Following a petition that gathered 188,099 signatures, the air cargo carrier is partnering with World Animal Protection, an international non-profit animal welfare organization. The group has a vision of seeing the world as one where “animal welfare matters and animal cruelty has ended.”
The two groups are working to find solutions to stop African grey parrots from being smuggled onto Turkish Cargo planes. The collaboration is “a great step towards ending this cruel trade,” World Animal Protection wrote in a statement.
The birds, which are highly intelligent and sociable, are stashed into small, dirty containers to be shipped. They have their flight feathers cut off to prevent them from escaping. Parrots in the wildlife trade have a mortality rate of 66 percent before they even arrive at the transport planes.
The airline had already enacted a global ban on the transportation of African grey parrots as part of its “Wildlife. Not pets” campaign, but the collaboration with World Animal Protection will see even more action being taken.
Turkish Cargo will help intercept the illegal smuggling of the birds on-the-ground in the Democratic Republic of Congo (DRC), where most African grey parrots are transported from.
“We’re pleased the airline is open to working together to implement far-reaching changes to defend African grey parrots from cruelty,” the animal welfare non-profit wrote. “We hope this work will help protect other wildlife caught in the illegal exotic pet trade too.”
Turkish Cargo Animal Welfare
It’s not the first effort by Turkish Cargo to reduce animal suffering. The company does not ship wildlife trophies or shark fin and maintains the “utmost regard for animal rights,” according to the business.

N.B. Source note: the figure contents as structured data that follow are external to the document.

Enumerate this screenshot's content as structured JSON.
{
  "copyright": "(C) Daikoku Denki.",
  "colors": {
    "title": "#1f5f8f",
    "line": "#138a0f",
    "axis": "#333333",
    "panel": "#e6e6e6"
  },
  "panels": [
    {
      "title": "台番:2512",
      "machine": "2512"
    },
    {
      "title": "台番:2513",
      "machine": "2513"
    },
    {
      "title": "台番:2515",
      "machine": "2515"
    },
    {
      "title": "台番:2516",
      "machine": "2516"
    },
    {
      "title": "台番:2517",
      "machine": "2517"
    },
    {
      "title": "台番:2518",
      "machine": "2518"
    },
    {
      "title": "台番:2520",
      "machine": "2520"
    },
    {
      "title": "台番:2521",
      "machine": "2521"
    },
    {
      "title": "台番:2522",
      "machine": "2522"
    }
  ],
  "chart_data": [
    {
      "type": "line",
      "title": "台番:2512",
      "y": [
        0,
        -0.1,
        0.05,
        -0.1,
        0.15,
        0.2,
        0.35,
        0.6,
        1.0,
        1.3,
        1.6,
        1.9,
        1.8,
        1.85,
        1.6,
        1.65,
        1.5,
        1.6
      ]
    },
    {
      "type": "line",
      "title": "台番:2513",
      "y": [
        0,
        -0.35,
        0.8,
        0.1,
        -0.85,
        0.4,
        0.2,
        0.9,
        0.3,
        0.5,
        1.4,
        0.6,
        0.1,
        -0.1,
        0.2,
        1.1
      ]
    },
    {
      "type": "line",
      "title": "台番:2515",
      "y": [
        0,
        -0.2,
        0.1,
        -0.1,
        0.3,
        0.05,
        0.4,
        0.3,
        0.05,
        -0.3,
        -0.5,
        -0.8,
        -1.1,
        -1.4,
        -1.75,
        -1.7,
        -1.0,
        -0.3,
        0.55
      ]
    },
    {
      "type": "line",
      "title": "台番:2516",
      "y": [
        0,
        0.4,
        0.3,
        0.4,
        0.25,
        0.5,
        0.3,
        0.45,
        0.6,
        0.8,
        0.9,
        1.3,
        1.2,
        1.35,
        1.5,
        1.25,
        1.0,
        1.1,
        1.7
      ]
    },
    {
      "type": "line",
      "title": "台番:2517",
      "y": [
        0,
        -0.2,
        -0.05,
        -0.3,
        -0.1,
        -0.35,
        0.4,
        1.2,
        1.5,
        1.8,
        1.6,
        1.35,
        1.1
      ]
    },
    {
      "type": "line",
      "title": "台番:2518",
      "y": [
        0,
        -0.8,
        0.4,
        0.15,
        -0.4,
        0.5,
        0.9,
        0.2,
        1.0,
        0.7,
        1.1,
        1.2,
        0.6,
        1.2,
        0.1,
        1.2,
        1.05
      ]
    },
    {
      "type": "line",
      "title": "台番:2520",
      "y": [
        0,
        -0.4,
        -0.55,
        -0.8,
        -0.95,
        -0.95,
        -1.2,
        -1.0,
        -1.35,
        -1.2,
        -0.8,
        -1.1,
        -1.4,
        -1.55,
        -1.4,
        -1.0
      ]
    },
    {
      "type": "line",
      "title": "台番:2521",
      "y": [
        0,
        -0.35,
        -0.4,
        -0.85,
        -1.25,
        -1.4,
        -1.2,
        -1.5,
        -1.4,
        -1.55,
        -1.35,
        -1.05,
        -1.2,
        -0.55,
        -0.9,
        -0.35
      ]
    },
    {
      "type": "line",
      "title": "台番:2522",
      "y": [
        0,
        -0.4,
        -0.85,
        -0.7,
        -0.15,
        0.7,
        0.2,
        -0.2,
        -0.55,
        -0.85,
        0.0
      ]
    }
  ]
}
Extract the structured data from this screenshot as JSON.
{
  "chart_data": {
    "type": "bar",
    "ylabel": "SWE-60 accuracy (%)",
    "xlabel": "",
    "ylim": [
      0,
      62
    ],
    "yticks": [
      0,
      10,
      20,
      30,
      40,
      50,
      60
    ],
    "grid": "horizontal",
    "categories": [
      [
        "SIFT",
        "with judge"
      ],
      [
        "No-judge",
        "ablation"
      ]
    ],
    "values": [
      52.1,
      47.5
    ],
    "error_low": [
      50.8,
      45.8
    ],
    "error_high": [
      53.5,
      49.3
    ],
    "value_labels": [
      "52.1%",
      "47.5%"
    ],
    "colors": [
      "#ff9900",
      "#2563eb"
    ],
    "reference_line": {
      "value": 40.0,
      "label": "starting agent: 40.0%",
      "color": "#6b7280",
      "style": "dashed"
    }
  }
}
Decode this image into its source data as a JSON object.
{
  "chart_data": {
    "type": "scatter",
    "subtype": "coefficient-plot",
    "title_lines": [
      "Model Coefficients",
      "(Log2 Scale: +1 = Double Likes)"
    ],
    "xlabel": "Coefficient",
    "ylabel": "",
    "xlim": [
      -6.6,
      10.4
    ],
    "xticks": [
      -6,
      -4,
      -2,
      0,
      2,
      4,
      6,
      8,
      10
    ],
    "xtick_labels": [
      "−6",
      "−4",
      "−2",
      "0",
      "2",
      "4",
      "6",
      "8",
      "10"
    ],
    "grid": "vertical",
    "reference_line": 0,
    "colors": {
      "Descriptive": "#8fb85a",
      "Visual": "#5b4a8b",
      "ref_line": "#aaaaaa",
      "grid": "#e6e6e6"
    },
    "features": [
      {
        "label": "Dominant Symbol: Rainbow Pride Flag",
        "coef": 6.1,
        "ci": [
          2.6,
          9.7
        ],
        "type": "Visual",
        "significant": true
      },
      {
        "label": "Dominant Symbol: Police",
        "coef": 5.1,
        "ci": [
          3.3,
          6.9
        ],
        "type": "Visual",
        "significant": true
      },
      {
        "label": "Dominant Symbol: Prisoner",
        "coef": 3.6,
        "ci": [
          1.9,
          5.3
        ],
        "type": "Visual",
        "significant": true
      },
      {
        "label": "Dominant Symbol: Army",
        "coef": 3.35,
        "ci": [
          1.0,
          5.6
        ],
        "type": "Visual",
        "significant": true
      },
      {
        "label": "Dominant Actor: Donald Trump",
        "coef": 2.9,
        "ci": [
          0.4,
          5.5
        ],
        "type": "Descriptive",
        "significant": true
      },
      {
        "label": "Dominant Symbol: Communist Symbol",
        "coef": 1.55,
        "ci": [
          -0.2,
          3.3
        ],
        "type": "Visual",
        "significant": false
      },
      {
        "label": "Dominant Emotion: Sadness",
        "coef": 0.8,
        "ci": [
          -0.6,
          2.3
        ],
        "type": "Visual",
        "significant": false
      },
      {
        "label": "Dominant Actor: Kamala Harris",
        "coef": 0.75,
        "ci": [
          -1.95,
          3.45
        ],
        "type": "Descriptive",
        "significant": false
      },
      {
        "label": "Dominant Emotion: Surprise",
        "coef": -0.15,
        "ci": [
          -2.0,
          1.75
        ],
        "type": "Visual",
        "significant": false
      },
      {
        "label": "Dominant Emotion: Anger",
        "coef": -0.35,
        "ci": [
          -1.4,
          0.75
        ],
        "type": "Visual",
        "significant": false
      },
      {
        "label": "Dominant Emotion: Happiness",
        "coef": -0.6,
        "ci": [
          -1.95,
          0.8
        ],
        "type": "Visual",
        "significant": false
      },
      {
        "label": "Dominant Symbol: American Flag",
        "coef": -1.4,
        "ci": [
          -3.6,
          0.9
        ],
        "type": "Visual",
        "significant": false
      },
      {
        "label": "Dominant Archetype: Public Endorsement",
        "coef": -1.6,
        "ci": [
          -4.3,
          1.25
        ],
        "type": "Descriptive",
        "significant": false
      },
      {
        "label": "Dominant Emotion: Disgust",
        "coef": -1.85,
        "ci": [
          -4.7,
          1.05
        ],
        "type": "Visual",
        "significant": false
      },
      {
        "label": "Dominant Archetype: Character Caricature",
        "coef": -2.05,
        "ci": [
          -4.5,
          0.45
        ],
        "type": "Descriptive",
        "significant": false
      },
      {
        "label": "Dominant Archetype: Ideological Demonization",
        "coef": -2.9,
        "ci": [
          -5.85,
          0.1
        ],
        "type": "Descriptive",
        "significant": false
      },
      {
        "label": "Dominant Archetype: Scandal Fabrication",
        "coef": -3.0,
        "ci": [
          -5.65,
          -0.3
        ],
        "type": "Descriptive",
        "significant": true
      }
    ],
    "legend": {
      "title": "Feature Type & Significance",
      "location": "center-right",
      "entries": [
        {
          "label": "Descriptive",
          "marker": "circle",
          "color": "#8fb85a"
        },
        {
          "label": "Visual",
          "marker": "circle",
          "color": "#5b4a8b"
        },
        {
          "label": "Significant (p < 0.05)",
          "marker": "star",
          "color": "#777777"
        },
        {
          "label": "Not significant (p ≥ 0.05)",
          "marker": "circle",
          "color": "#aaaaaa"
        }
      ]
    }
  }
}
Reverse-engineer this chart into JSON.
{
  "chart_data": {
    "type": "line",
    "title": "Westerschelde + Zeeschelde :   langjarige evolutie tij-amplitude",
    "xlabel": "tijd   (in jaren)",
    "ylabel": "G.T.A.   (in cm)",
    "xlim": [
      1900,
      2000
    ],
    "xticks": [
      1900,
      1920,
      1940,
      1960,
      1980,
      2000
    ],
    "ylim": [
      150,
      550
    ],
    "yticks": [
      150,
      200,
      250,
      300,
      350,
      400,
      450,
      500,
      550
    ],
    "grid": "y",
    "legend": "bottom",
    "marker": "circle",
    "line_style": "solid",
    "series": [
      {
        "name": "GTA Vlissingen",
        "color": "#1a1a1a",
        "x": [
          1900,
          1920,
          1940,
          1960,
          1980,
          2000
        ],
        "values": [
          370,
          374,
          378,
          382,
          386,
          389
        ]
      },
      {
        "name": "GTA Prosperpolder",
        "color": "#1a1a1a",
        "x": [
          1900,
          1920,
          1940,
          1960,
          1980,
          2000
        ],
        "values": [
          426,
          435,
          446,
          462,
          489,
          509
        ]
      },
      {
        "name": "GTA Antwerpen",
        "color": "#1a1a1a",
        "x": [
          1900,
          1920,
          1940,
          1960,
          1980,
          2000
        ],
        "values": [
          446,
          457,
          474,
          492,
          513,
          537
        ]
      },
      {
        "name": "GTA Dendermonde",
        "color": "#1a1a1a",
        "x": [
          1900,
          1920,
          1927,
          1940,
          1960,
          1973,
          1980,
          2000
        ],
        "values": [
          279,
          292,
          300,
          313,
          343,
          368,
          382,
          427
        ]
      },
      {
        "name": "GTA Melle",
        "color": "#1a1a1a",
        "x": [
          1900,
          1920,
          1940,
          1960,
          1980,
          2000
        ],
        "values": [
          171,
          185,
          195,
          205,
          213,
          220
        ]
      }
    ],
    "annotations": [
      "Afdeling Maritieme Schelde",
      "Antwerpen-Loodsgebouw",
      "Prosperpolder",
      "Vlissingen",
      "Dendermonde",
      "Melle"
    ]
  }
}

This month, Turkish Cargo took three circus lions back to their natural habitat. The three sister lionesses – named Luca, Charlie, and Kai – had been living in a 35-square-meter concrete and steel cage in Ukraine, without direct sunlight or clean air. The animals were saved by the Lawrence Anthony World Organization and transported to a natural park in South Africa with the sponsorship of Turkish Cargo.